Why straight-through processing is the holy grail for banks
Stripping away human intervention
Big benefits from stripping away human intervention and digitising processes.
When the federal treasury published its long-awaited financial system inquiry report in November 2014, it put down on paper what many in the banking industry had been observing for nearly two decades.
It demonstrated that consumer adoption of the internet and the increasing digitisation of the economy had made financial services a broad target for disruption.
As the report’s authors noted, with no physical product to manage, bank processes “readily lend themselves to improvements via digital technologies”.
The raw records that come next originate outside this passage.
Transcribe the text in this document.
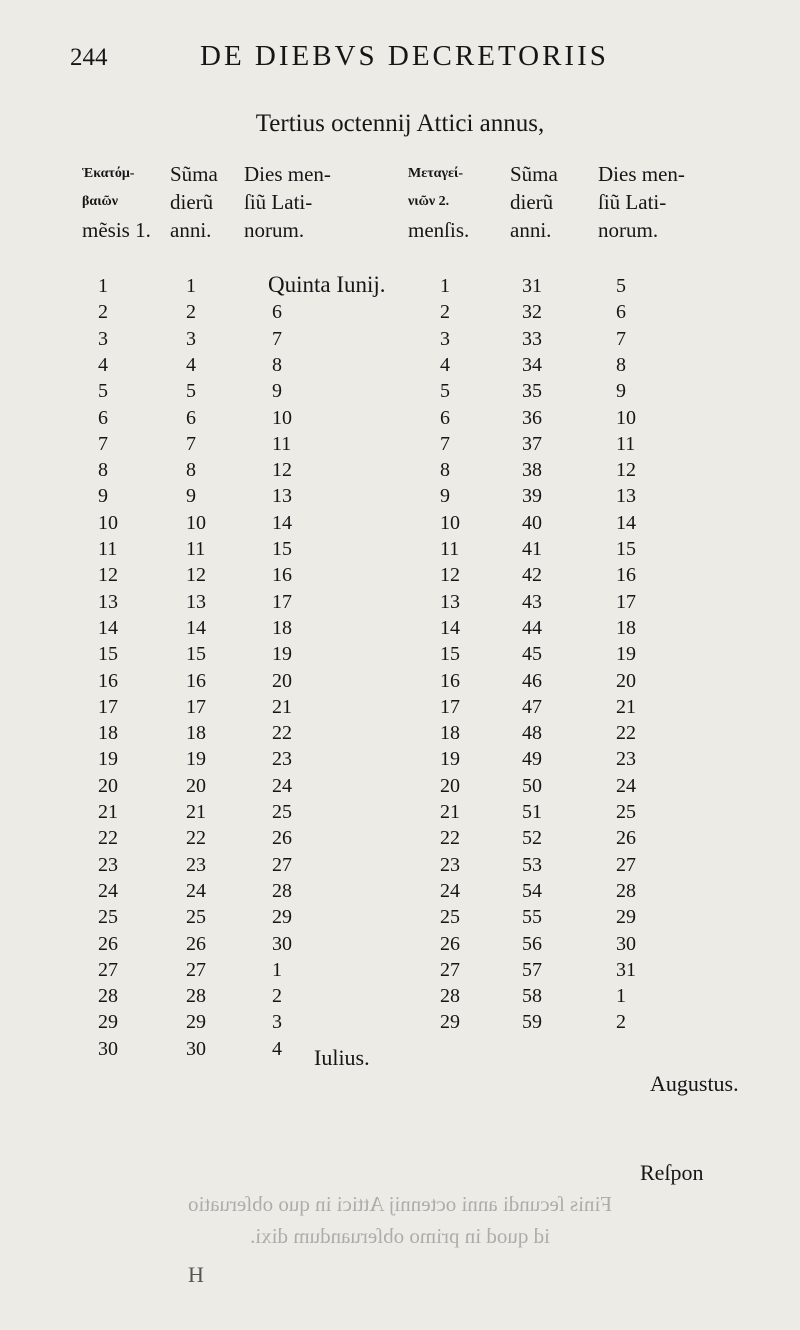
244	DE DIEBVS DECRETORIIS
Tertius octennij Attici annus,
Ἑκατόμ-
βαιῶν
mẽsis 1.
Sũma
dierũ
anni.
Dies men-
ſiũ Lati-
norum.
Μεταγεί-
νιῶν 2.
menſis.
Sũma
dierũ
anni.
Dies men-
ſiũ Lati-
norum.
1
2
3
4
5
6
7
8
9
10
11
12
13
14
15
16
17
18
19
20
21
22
23
24
25
26
27
28
29
30
1
2
3
4
5
6
7
8
9
10
11
12
13
14
15
16
17
18
19
20
21
22
23
24
25
26
27
28
29
30
6
7
8
9
10
11
12
13
14
15
16
17
18
19
20
21
22
23
24
25
26
27
28
29
30
1
2
3
4
1
2
3
4
5
6
7
8
9
10
11
12
13
14
15
16
17
18
19
20
21
22
23
24
25
26
27
28
29
31
32
33
34
35
36
37
38
39
40
41
42
43
44
45
46
47
48
49
50
51
52
53
54
55
56
57
58
59
5
6
7
8
9
10
11
12
13
14
15
16
17
18
19
20
21
22
23
24
25
26
27
28
29
30
31
1
2
Quinta Iunij.
Iulius.
Augustus.
Reſpon
Finis ſecundi anni octennij Attici in quo obſeruatio
id quod in primo obſeruandum dixi.
H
With billions being invested in financial services start-ups, the report found Australian banks have invested heavily in digitising their retail products. Core to the digitisation effort is what bank technologists refer to as “straight-through processing”.
Straight-through processing broadly refers to the means by which organisations strip manual or physical activities involved in vending or providing services so they can be digitally automated end-to-end.
Former Westpac chief technology officer Jeff Jacobs said straight-through processing can also be referred to as “exception-based processing” - in other words, human intervention is only called on if an organisation's automation engine flags something unusual during a transaction.
It’s by no means the exclusive domain of the finance sector. State road authorities are gradually phasing out registration stickers in favour of electronic notification of vehicle safety checks, which allows motorists to renew their registration online.
It’s also catching on with immigration authorities. Last year India began offering online visa applications in Australia, relieving travellers of the need to march into the embassy clutching passport photos.
Similarly, Australian customs is gradually rolling out passport scanners at international ports that automate and replace the role of their human officers.
For these organisations, straight-through processing is a by-product of making fairly radical departures from pre-internet era business processes that had, in some cases, changed little in decades.
However, it’s arguable that the arrival of the internet merely accelerated banks and financial institutions along an evolutionary arc already being inscribed.
In 1969 Australian banks started rolling out their first automatic teller machines.
ATMs were early examples of straight-through processing, and provided consumers with a new way to interface with banks that would eventually relieve thousands of staff in hundreds of branches of the need to partake in millions of small daily transactions.
The internet has effectively given banks the potential to put an even more sophisticated interface into the hands of every consumer virtually anywhere.
National Australia Bank digital boss Adam Bennett told iTnews late last year that around 80 percent of the bank’s retail customers use digital channels to transact. The rest of the big four and their second-tier rivals frequently offer similar statistics.
“What customers want to do today is to self-serve - to transact,” Bennett said.
This has fired the starter gun on a race to take the most complex and manual intensive financial products and squeeze them through the internet to consumers safely, former Westpac CTO Jeff Jacobs said.
“The bottom line is with any transaction that has a customer touch point, every bank will have a goal to digitise it," he told iTnews.
"Whenever you say you digitise you’re inevitably talking about straight-through processing because you’re talking about catching data. You’re then putting it into a form that lets it be automated to work with backend systems."
Former Bank of Queensland CIO Julie Bale last year told iTnews straight-through processing was behind the bank’s decision to overhaul its financial products.
The challenge, she said, was making sure customers didn’t have to trip over any seams in the end-to-end process.
"The one thing that winds any customer up is thinking you’re on a digital journey and then coming to a halt and being sent back into the old world,” Bale said.
"Could you imagine if you were asked to fax in details to change your name on Facebook?” Bankwest CIO Andy Weir has previously said.
Former CUA CIO David Gee says banks have the potential to strip significant dollars from the cost of originating new financial products.
But more complex loan transactions remain a challenge for banks and credit unions, he says - they’re still paddling in the shallow end of the digital processing pool.